What I learned before may have prepared me for the lesson that he is setting before me today, but today I sit at his feet as empty of knowledge as a newborn. I may have come a great way already but it is not far enough. He has set before me another day and another lesson. I am a frail and failed human being, unable to return to fellowship with my Creator, unable to be thankful to Him like a child to its Father and Mother. No skill, no orthodox beliefs, no lessons learned can enable me to be the master of this day, no more than the first day that I met the Messiah of Israel for the first time. Facing this whole new lesson that I must face today, I am helpless to learn it, helpless to know anything at all without my Master.

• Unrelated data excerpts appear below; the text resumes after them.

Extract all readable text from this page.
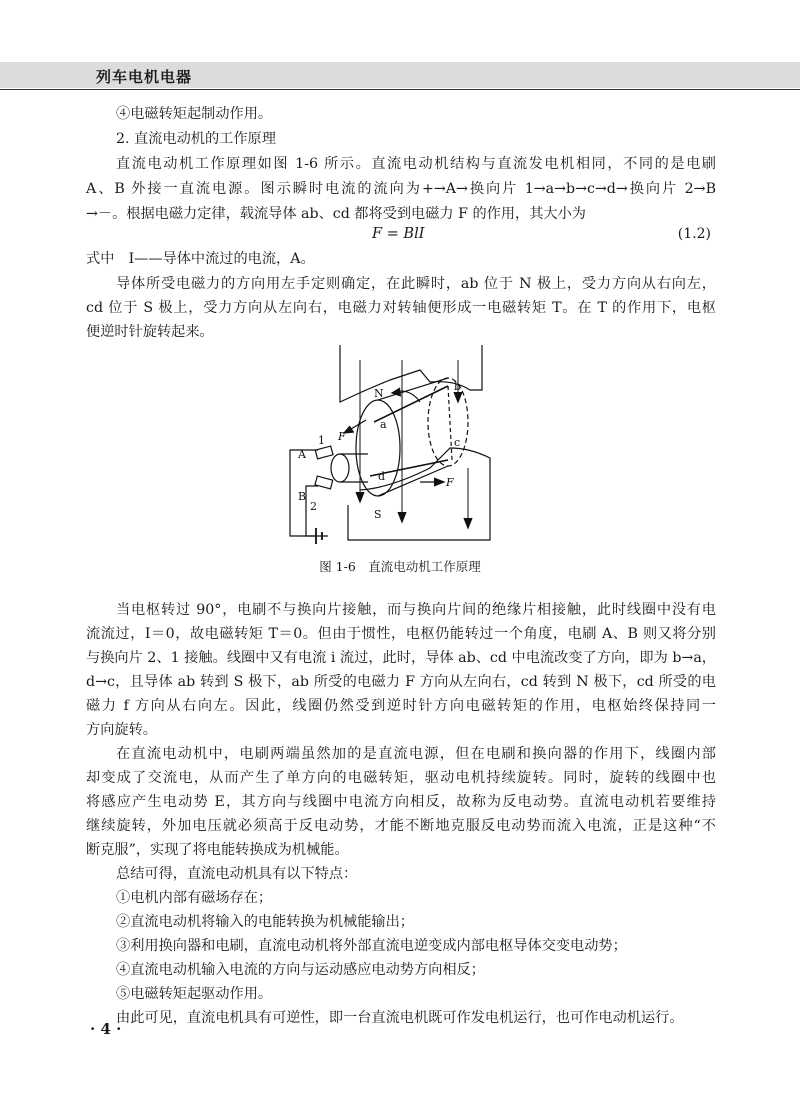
列车电机电器
④电磁转矩起制动作用。
2. 直流电动机的工作原理
直流电动机工作原理如图 1-6 所示。直流电动机结构与直流发电机相同，不同的是电刷
A、B 外接一直流电源。图示瞬时电流的流向为+→A→换向片 1→a→b→c→d→换向片 2→B
→－。根据电磁力定律，载流导体 ab、cd 都将受到电磁力 F 的作用，其大小为
F = BlI	(1.2)
式中　I——导体中流过的电流，A。
导体所受电磁力的方向用左手定则确定，在此瞬时，ab 位于 N 极上，受力方向从右向左，
cd 位于 S 极上，受力方向从左向右，电磁力对转轴便形成一电磁转矩 T。在 T 的作用下，电枢
便逆时针旋转起来。
N
S
a
b
c
d
A
B
1
2
F
F
图 1-6　直流电动机工作原理
当电枢转过 90°，电刷不与换向片接触，而与换向片间的绝缘片相接触，此时线圈中没有电
流流过，I＝0，故电磁转矩 T＝0。但由于惯性，电枢仍能转过一个角度，电刷 A、B 则又将分别
与换向片 2、1 接触。线圈中又有电流 i 流过，此时，导体 ab、cd 中电流改变了方向，即为 b→a，
d→c，且导体 ab 转到 S 极下，ab 所受的电磁力 F 方向从左向右，cd 转到 N 极下，cd 所受的电
磁力 f 方向从右向左。因此，线圈仍然受到逆时针方向电磁转矩的作用，电枢始终保持同一
方向旋转。
在直流电动机中，电刷两端虽然加的是直流电源，但在电刷和换向器的作用下，线圈内部
却变成了交流电，从而产生了单方向的电磁转矩，驱动电机持续旋转。同时，旋转的线圈中也
将感应产生电动势 E，其方向与线圈中电流方向相反，故称为反电动势。直流电动机若要维持
继续旋转，外加电压就必须高于反电动势，才能不断地克服反电动势而流入电流，正是这种“不
断克服”，实现了将电能转换成为机械能。
总结可得，直流电动机具有以下特点：
①电机内部有磁场存在；
②直流电动机将输入的电能转换为机械能输出；
③利用换向器和电刷，直流电动机将外部直流电逆变成内部电枢导体交变电动势；
④直流电动机输入电流的方向与运动感应电动势方向相反；
⑤电磁转矩起驱动作用。
由此可见，直流电机具有可逆性，即一台直流电机既可作发电机运行，也可作电动机运行。
· 4 ·
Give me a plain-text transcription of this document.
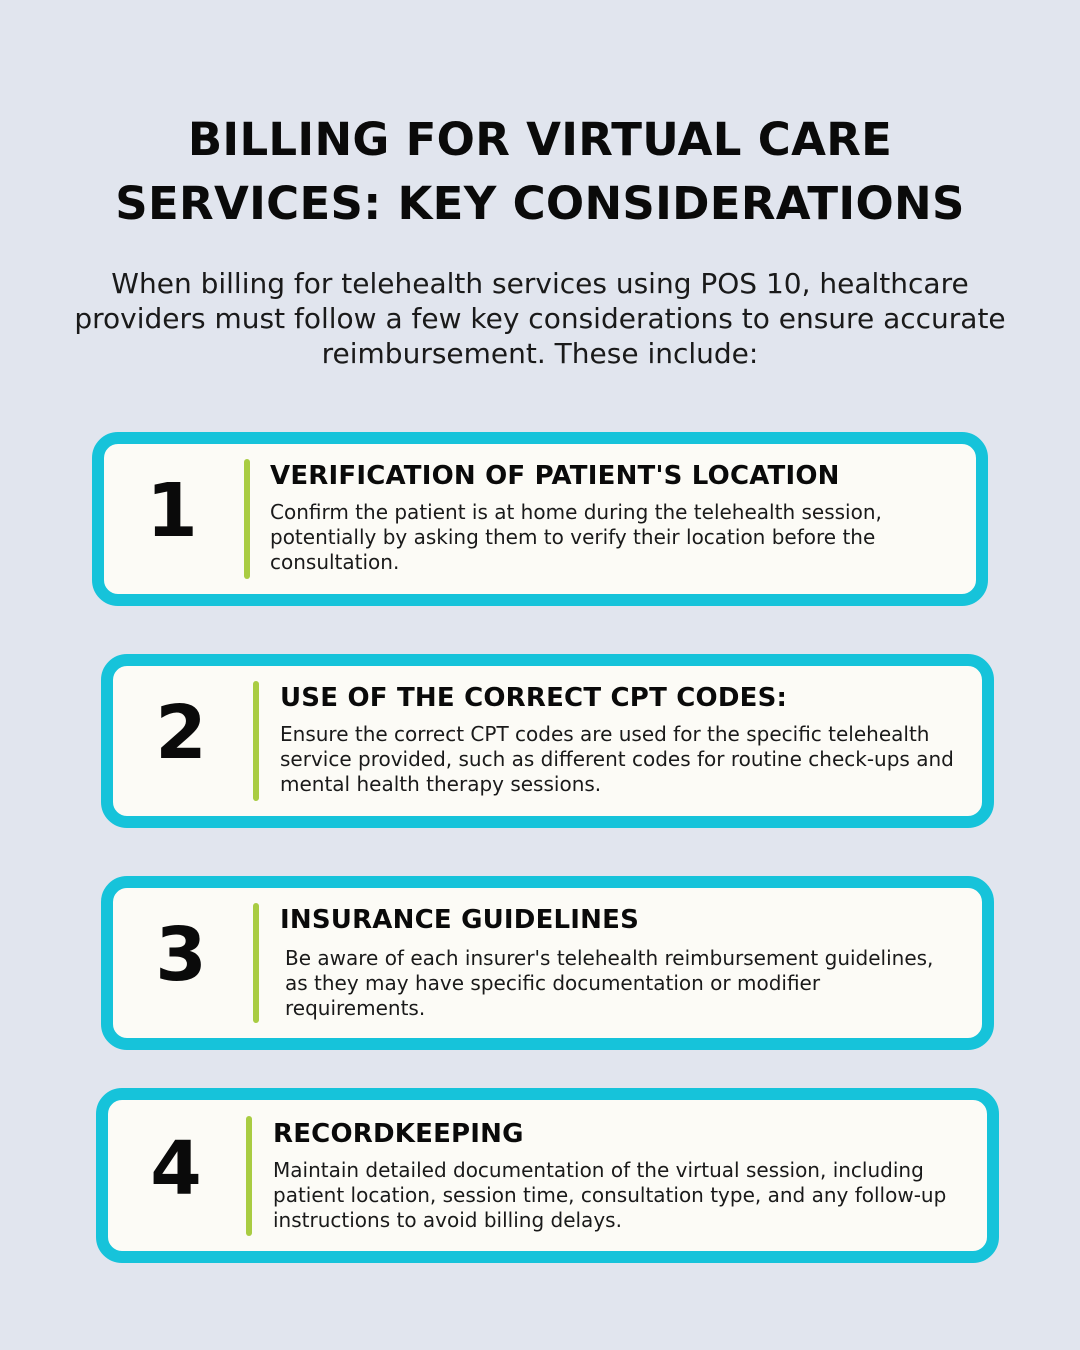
BILLING FOR VIRTUAL CARE
SERVICES: KEY CONSIDERATIONS

When billing for telehealth services using POS 10, healthcare providers must follow a few key considerations to ensure accurate reimbursement. These include:

1	VERIFICATION OF PATIENT'S LOCATION

Confirm the patient is at home during the telehealth session, potentially by asking them to verify their location before the consultation.

2	USE OF THE CORRECT CPT CODES:

Ensure the correct CPT codes are used for the specific telehealth service provided, such as different codes for routine check-ups and mental health therapy sessions.

3	INSURANCE GUIDELINES

Be aware of each insurer's telehealth reimbursement guidelines, as they may have specific documentation or modifier requirements.

4	RECORDKEEPING

Maintain detailed documentation of the virtual session, including patient location, session time, consultation type, and any follow-up instructions to avoid billing delays.
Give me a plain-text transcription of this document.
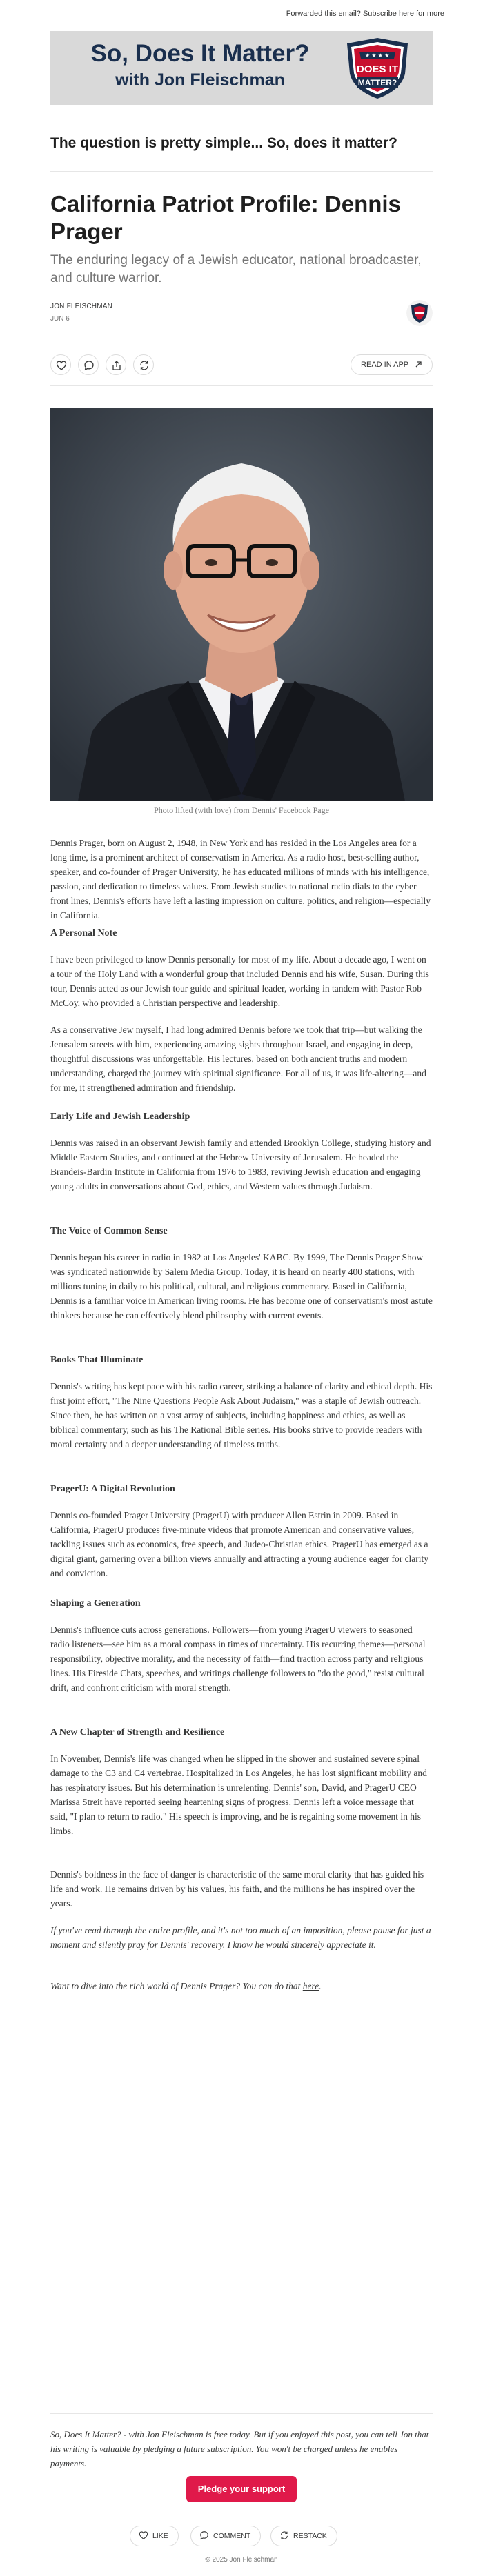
Forwarded this email? Subscribe here for more
So, Does It Matter?
with Jon Fleischman
★ ★ ★ ★
DOES IT
MATTER?
The question is pretty simple... So, does it matter?
California Patriot Profile: Dennis Prager
The enduring legacy of a Jewish educator, national broadcaster, and culture warrior.
JON FLEISCHMAN
JUN 6
READ IN APP
Photo lifted (with love) from Dennis' Facebook Page

Dennis Prager, born on August 2, 1948, in New York and has resided in the Los Angeles area for a long time, is a prominent architect of conservatism in America. As a radio host, best-selling author, speaker, and co-founder of Prager University, he has educated millions of minds with his intelligence, passion, and dedication to timeless values. From Jewish studies to national radio dials to the cyber front lines, Dennis's efforts have left a lasting impression on culture, politics, and religion—especially in California.

A Personal Note

I have been privileged to know Dennis personally for most of my life. About a decade ago, I went on a tour of the Holy Land with a wonderful group that included Dennis and his wife, Susan. During this tour, Dennis acted as our Jewish tour guide and spiritual leader, working in tandem with Pastor Rob McCoy, who provided a Christian perspective and leadership.

As a conservative Jew myself, I had long admired Dennis before we took that trip—but walking the Jerusalem streets with him, experiencing amazing sights throughout Israel, and engaging in deep, thoughtful discussions was unforgettable. His lectures, based on both ancient truths and modern understanding, charged the journey with spiritual significance. For all of us, it was life-altering—and for me, it strengthened admiration and friendship.

Early Life and Jewish Leadership

Dennis was raised in an observant Jewish family and attended Brooklyn College, studying history and Middle Eastern Studies, and continued at the Hebrew University of Jerusalem. He headed the Brandeis-Bardin Institute in California from 1976 to 1983, reviving Jewish education and engaging young adults in conversations about God, ethics, and Western values through Judaism.

The Voice of Common Sense

Dennis began his career in radio in 1982 at Los Angeles' KABC. By 1999, The Dennis Prager Show was syndicated nationwide by Salem Media Group. Today, it is heard on nearly 400 stations, with millions tuning in daily to his political, cultural, and religious commentary. Based in California, Dennis is a familiar voice in American living rooms. He has become one of conservatism's most astute thinkers because he can effectively blend philosophy with current events.

Books That Illuminate

Dennis's writing has kept pace with his radio career, striking a balance of clarity and ethical depth. His first joint effort, "The Nine Questions People Ask About Judaism," was a staple of Jewish outreach. Since then, he has written on a vast array of subjects, including happiness and ethics, as well as biblical commentary, such as his The Rational Bible series. His books strive to provide readers with moral certainty and a deeper understanding of timeless truths.

PragerU: A Digital Revolution

Dennis co-founded Prager University (PragerU) with producer Allen Estrin in 2009. Based in California, PragerU produces five-minute videos that promote American and conservative values, tackling issues such as economics, free speech, and Judeo-Christian ethics. PragerU has emerged as a digital giant, garnering over a billion views annually and attracting a young audience eager for clarity and conviction.

Shaping a Generation

Dennis's influence cuts across generations. Followers—from young PragerU viewers to seasoned radio listeners—see him as a moral compass in times of uncertainty. His recurring themes—personal responsibility, objective morality, and the necessity of faith—find traction across party and religious lines. His Fireside Chats, speeches, and writings challenge followers to "do the good," resist cultural drift, and confront criticism with moral strength.

A New Chapter of Strength and Resilience

In November, Dennis's life was changed when he slipped in the shower and sustained severe spinal damage to the C3 and C4 vertebrae. Hospitalized in Los Angeles, he has lost significant mobility and has respiratory issues. But his determination is unrelenting. Dennis' son, David, and PragerU CEO Marissa Streit have reported seeing heartening signs of progress. Dennis left a voice message that said, "I plan to return to radio." His speech is improving, and he is regaining some movement in his limbs.

Dennis's boldness in the face of danger is characteristic of the same moral clarity that has guided his life and work. He remains driven by his values, his faith, and the millions he has inspired over the years.

If you've read through the entire profile, and it's not too much of an imposition, please pause for just a moment and silently pray for Dennis' recovery. I know he would sincerely appreciate it.

Want to dive into the rich world of Dennis Prager? You can do that here.

So, Does It Matter? - with Jon Fleischman is free today. But if you enjoyed this post, you can tell Jon that his writing is valuable by pledging a future subscription. You won't be charged unless he enables payments.
Pledge your support
LIKE	COMMENT	RESTACK
© 2025 Jon Fleischman
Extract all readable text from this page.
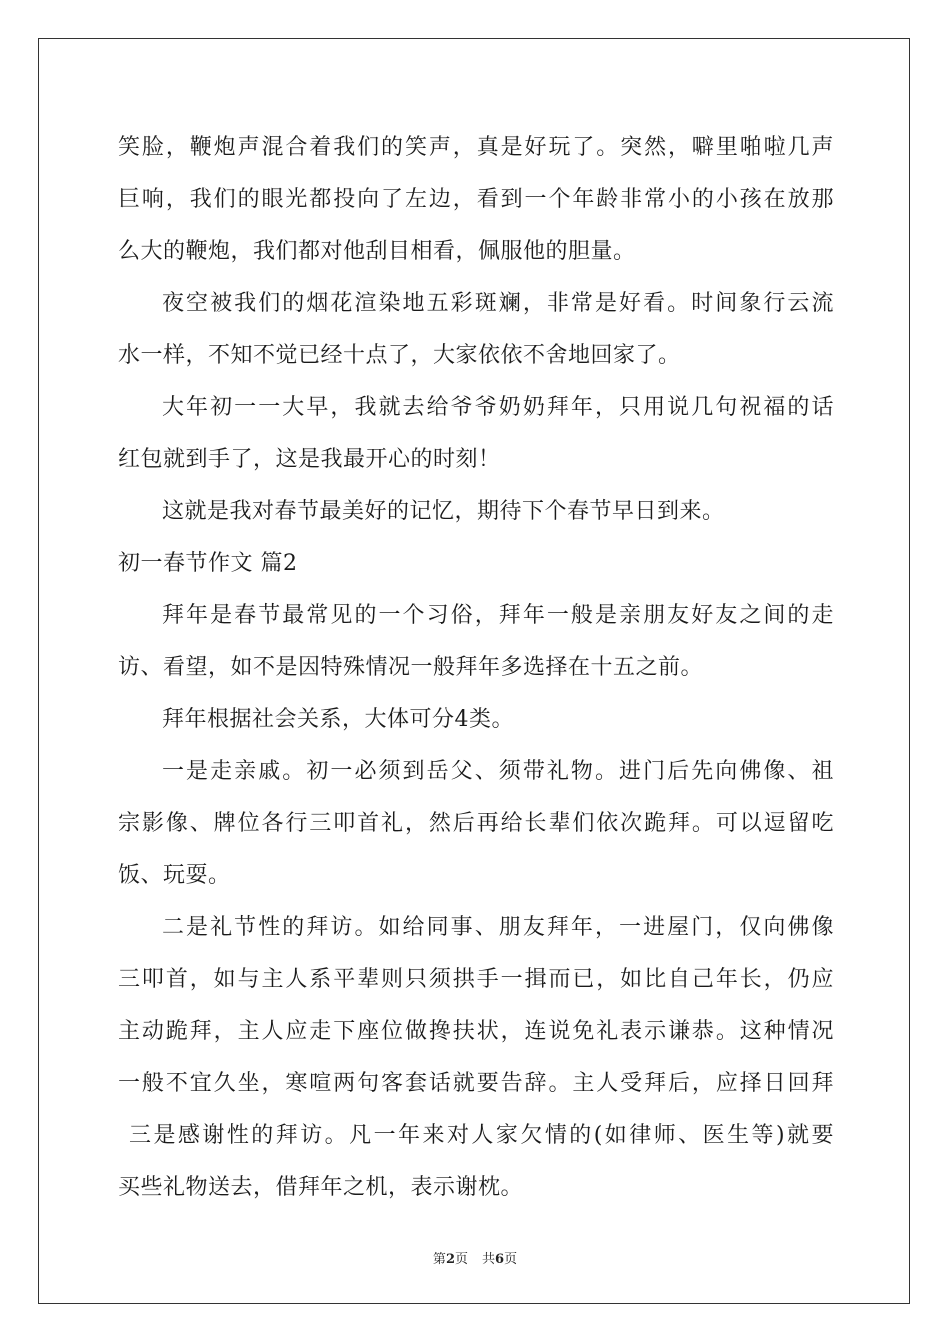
笑脸，鞭炮声混合着我们的笑声，真是好玩了。突然，噼里啪啦几声
巨响，我们的眼光都投向了左边，看到一个年龄非常小的小孩在放那
么大的鞭炮，我们都对他刮目相看，佩服他的胆量。
夜空被我们的烟花渲染地五彩斑斓，非常是好看。时间象行云流
水一样，不知不觉已经十点了，大家依依不舍地回家了。
大年初一一大早，我就去给爷爷奶奶拜年，只用说几句祝福的话
红包就到手了，这是我最开心的时刻！
这就是我对春节最美好的记忆，期待下个春节早日到来。
初一春节作文 篇2
拜年是春节最常见的一个习俗，拜年一般是亲朋友好友之间的走
访、看望，如不是因特殊情况一般拜年多选择在十五之前。
拜年根据社会关系，大体可分4类。
一是走亲戚。初一必须到岳父、须带礼物。进门后先向佛像、祖
宗影像、牌位各行三叩首礼，然后再给长辈们依次跪拜。可以逗留吃
饭、玩耍。
二是礼节性的拜访。如给同事、朋友拜年，一进屋门，仅向佛像
三叩首，如与主人系平辈则只须拱手一揖而已，如比自己年长，仍应
主动跪拜，主人应走下座位做搀扶状，连说免礼表示谦恭。这种情况
一般不宜久坐，寒喧两句客套话就要告辞。主人受拜后，应择日回拜
三是感谢性的拜访。凡一年来对人家欠情的(如律师、医生等)就要
买些礼物送去，借拜年之机，表示谢枕。
第2页 共6页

Yehoshua has come all the way to where I am in my failed and failing flesh and blood condition. He has come with salvation as a Jew. He has come from the Father revealing the grace of the Father’s Torah in his eyes, in his face, in his hand, as he reaches out to me, as he draws me toward him, up toward him on the cross, up toward his prayer to the Father from the cross, toward him in the centre of the earth, toward him in the centre of time for three days and three nights, toward him in the garden of eternal resurrection, as he lifts my eyes toward him as he ascends to be hidden with the Father.
And I, as I am drawn to the Father by him, see that I am not alone. I see that my heart and spirit are in the company of a great cloud of other witnesses of his grace, and our soul is one, waiting in the hidden chambers in Jerusalem’s heart.
“Jerusalem, Jerusalem
Lift up your gates and sing!
Hosanna in the highest,
Hosanna to your king…”
Jerusalem’s hope is not the hope of Athens or Rome, New York or London, Singapore or Beijing. Jerusalem’s hope is not stored in parliaments or banks, military headquarters or academies of science. Jerusalem’s hope is stored in the hearts of Jewish girls and boys from long ago and from this day and tomorrow. And she fears, she shakes and trembles, to lift up her gates, lest she let those girls and boys down. Yet their hope builds in her and burns in her and stirs her passions like the fire of stars swirling within her. And her gates move and her thoughts hear melodies like thunder far away. Seven thunders send their echos near her and she reaches out with her soul to hear their sound, if it might be that she hears any song that is a song of her beloved that she might sing to him. She hears the echos but cannot quite hear the notes. She strains toward the east and toward the north, toward the west and toward the south. Almost she hears. Almost her lips move. Almost her gates begin to rise.